I haven't had much time to post, what with being busy and working on the future
instead of the immediate. Even
though writing here regularly was always intended to help me get to
the next place in my life professionally (I accomplished my goal but
I still enjoy doing the research, writing, writing about food and
posting regularly.) And even though wiki pages and portable
internet are now so commonplace, that a 450 word treatise on black
kale is unwanted, possibly unneeded at this juncture of time and
technology - I still have so much to say about the subject of food.
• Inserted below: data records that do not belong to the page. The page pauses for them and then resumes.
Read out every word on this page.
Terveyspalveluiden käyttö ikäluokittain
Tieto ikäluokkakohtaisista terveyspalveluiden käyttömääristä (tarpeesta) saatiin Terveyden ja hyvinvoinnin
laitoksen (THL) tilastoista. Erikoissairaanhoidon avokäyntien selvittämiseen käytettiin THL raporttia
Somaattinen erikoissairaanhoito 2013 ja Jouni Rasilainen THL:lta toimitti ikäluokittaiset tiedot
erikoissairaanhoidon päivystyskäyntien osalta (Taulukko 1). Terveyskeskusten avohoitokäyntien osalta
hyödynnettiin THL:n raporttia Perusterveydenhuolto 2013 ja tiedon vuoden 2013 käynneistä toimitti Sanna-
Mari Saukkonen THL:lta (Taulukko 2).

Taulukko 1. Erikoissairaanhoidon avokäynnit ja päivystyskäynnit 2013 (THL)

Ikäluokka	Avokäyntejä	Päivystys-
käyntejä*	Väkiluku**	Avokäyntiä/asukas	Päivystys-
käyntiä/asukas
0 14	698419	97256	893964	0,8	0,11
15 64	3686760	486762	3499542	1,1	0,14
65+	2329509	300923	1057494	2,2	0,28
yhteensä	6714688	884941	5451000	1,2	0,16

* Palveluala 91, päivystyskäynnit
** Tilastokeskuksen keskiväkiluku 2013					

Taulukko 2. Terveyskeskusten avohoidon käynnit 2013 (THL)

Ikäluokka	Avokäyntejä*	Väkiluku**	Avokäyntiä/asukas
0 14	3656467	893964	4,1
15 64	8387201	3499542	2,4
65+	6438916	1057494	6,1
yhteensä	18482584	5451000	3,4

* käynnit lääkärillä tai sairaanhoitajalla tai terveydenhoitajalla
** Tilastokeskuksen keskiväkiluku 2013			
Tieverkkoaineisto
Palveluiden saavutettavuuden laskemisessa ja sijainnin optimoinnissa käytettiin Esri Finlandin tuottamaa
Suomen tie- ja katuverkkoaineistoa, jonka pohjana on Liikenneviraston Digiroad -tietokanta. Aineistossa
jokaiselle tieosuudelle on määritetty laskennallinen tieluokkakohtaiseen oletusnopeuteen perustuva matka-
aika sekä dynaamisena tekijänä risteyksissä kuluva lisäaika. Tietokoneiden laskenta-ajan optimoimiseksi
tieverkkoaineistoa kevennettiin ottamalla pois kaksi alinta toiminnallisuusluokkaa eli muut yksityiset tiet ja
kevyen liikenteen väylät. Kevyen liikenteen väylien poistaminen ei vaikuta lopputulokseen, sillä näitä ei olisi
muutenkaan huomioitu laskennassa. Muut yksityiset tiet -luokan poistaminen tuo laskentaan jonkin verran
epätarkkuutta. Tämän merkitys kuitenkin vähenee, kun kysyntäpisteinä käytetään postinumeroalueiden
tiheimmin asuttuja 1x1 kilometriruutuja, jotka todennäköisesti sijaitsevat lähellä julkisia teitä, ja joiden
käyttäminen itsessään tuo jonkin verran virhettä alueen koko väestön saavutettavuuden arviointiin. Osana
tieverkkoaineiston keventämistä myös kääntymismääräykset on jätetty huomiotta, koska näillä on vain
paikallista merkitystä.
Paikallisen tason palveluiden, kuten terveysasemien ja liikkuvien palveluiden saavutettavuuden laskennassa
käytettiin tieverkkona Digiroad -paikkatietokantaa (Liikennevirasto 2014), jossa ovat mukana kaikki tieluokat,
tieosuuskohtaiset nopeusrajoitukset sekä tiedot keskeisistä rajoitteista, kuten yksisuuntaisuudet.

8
To get back in the swing of things, I
grabbed a book off the shelf – Volume 2 of Encyclopedia of Fast
Food and Junk Food (K-Z), randomly opened a page and will now
write words about...peanut butter. It's like a creamy smooth prompt,
that's good on a sandwich.
Most of us
instantly think of George Washington Carver's connection to the
peanut. But what was it he actually did with the peanut is the fuzzy part: Did he improve
the crop, breed a new strain, save it from the peanut weevil, invent
peanut butter? I remembered him as the 'inventor' of peanut butter, but I
remembered wrong.
Not just wrong in that
way which presumes a modern American thought of doing something and
gets labeled as an inventor - as if innovator or entrepreneur is an
insult. Grinding peanuts – an activity that had probably been
performed at least once or twice in the 1,000s of years the crop had
been domesticated – no Mr. Carver's contribution to the popularity
of the peanut seems to be encouraging southern farmers to rotate
nitrogen fixing peanuts with their cotton crop, improving soil and
yields.
It is our old
friend and huckster, John Harvey Kellogg who became the champion of
peanut butter. A religious vegetarian and health food evangelical,
Mr. Kellogg promoted ground peanuts as a substitute for 'cow's
butter'. Besides his popular with the influential sanatorium in
Battle Creek, Michigan, Mr. Kellogg also began manufacturing peanut
butter as we know it.
Peanuts are 50% oil
and turn rancid quickly, this problem was solved by English chemist
Wm. Norman who figured out a way to saturate unsaturated fats. Shelf
life was extended at about the same time Mr. Carver's crop rotation
put enough peanuts in production to lower the product's cost and in
California, Rosefield Packing began selling peanut butter with
hydrogenated oil replacing natural oil – the result was a
low-priced, solid a room temperature product. All the forces
converged to make peanut butter an affordable staple of American
kitchens.
By 2000, three
companies controlled the majority of the peanut butter Market,
Rosefield's Skippy, which was acquired by Unilever, ConAgra's Peter
Pan and Proctor & Gamble's Jif. What started out as a health food
and is often thought of as a quintessential children's food, peanut
butter is now sweetened and transfatted to the point of one cup can
contain 1500 calories and twice the daily allowance of fat
recommended by the USDA. Added to the questions of relative
healthiness of the products are concerns over food allergies for
young eaters and salmonella outbreaks, the worst, 2009's poisoned
over 22,500 and killed nine.
This post wasn't
so hard, actually pretty enjoyable once I sat down and did it. Plus, I
can totally Cliff Claven someone if they try to say George Washington
Carver invented peanut butter. Rather than pick another random subject to kick off
next week's posting, I will write about the danger of immersion blenders. Plus
by that time, I should have the 12 stitches removed from my finger
and I'll be able to type about it pain free.